CRISTOVAM BUARQUE, professor emérito da Universidade de Brasília (UnB)
O primeiro presidente eleito democraticamente, depois de quase um quarto de século, sofreu impeachment porque recebeu de presente um carro da marca Elba. A única mulher eleita presidente sofreu impeachment devido ao uso de contabilidade criativa, desrespeitando regras na execução do orçamento da União. No mês passado, o Brasil tomou conhecimento de que nada aconteceu com os responsáveis por uma doação disfarçada de R$ 12 bilhões do BRB, equivalente a 200.000 Elbas a um banco privado. No lugar de cassados e presos, estão protegidos pela censura às informações sobre o escândalo, sem punição aos protegidos por decisões judiciais e pelo silêncio da imprensa e de políticos. Até por líderes sindicais que temem novas denúncias chegarem a servidores enfraquecendo um banco estatal.
Este fato está tornando real um velho ditado: nascemos cada um com uma mochila cheia de vergonhas, que vai se esvaziando com o tempo para permitir a vida sem remorsos nem raivas. Milhares de Elbas continuarão sendo usados para enriquecer políticos e banqueiros.

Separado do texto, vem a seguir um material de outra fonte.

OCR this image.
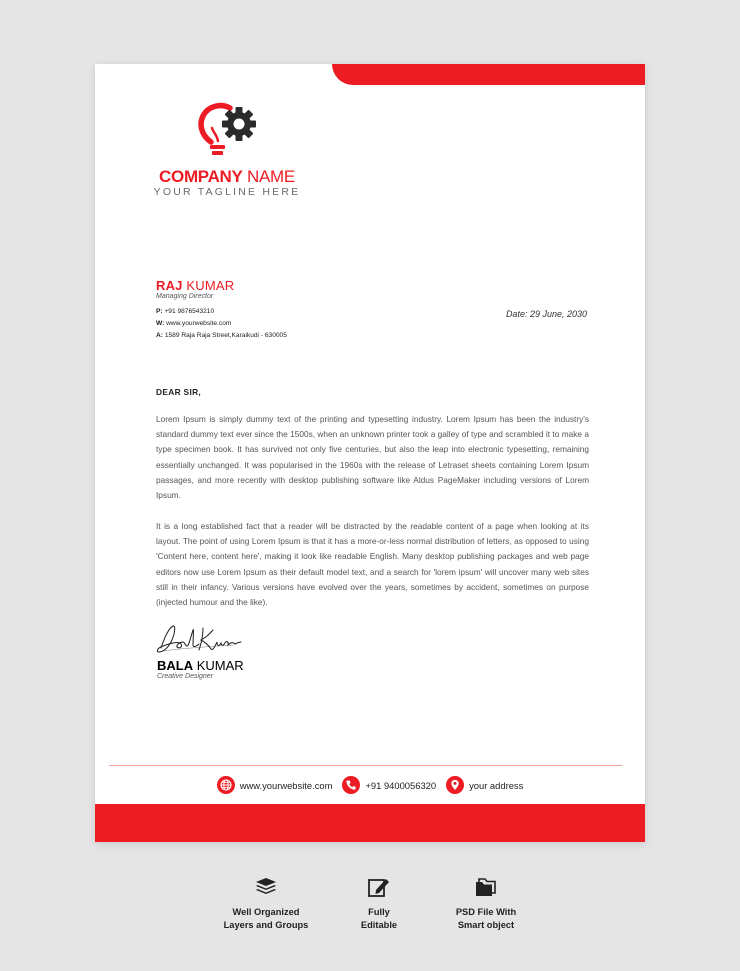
COMPANY NAME
YOUR TAGLINE HERE
RAJ KUMAR
Managing Director
P: +91 9876543210
W: www.yourwebsite.com
A: 1589 Raja Raja Street,Karaikudi - 630005
Date: 29 June, 2030
DEAR SIR,

Lorem Ipsum is simply dummy text of the printing and typesetting industry. Lorem Ipsum has been the industry's standard dummy text ever since the 1500s, when an unknown printer took a galley of type and scrambled it to make a type specimen book. It has survived not only five centuries, but also the leap into electronic typesetting, remaining essentially unchanged. It was popularised in the 1960s with the release of Letraset sheets containing Lorem Ipsum passages, and more recently with desktop publishing software like Aldus PageMaker including versions of Lorem Ipsum.

It is a long established fact that a reader will be distracted by the readable content of a page when looking at its layout. The point of using Lorem Ipsum is that it has a more-or-less normal distribution of letters, as opposed to using 'Content here, content here', making it look like readable English. Many desktop publishing packages and web page editors now use Lorem Ipsum as their default model text, and a search for 'lorem ipsum' will uncover many web sites still in their infancy. Various versions have evolved over the years, sometimes by accident, sometimes on purpose (injected humour and the like).

BALA KUMAR
Creative Designer
www.yourwebsite.com	+91 9400056320	your address
Well Organized
Layers and Groups
Fully
Editable
PSD File With
Smart object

Os socialistas, que no século 19 diziam que o roubo a um banco era menos imoral do que os juros que os bancos cobravam, não imaginavam o roubo de um banco estatal dando bilhões de reais a um banco privado. Quando faziam suas críticas ao capitalismo do século 19, não podiam imaginar uma rede de "crime superorganizado" envolvendo políticos, empresários, sindicalistas, juízes na conivência mútua para roubar ao público, protegendo e enriquecendo toda a cadeia de coniventes com o crime.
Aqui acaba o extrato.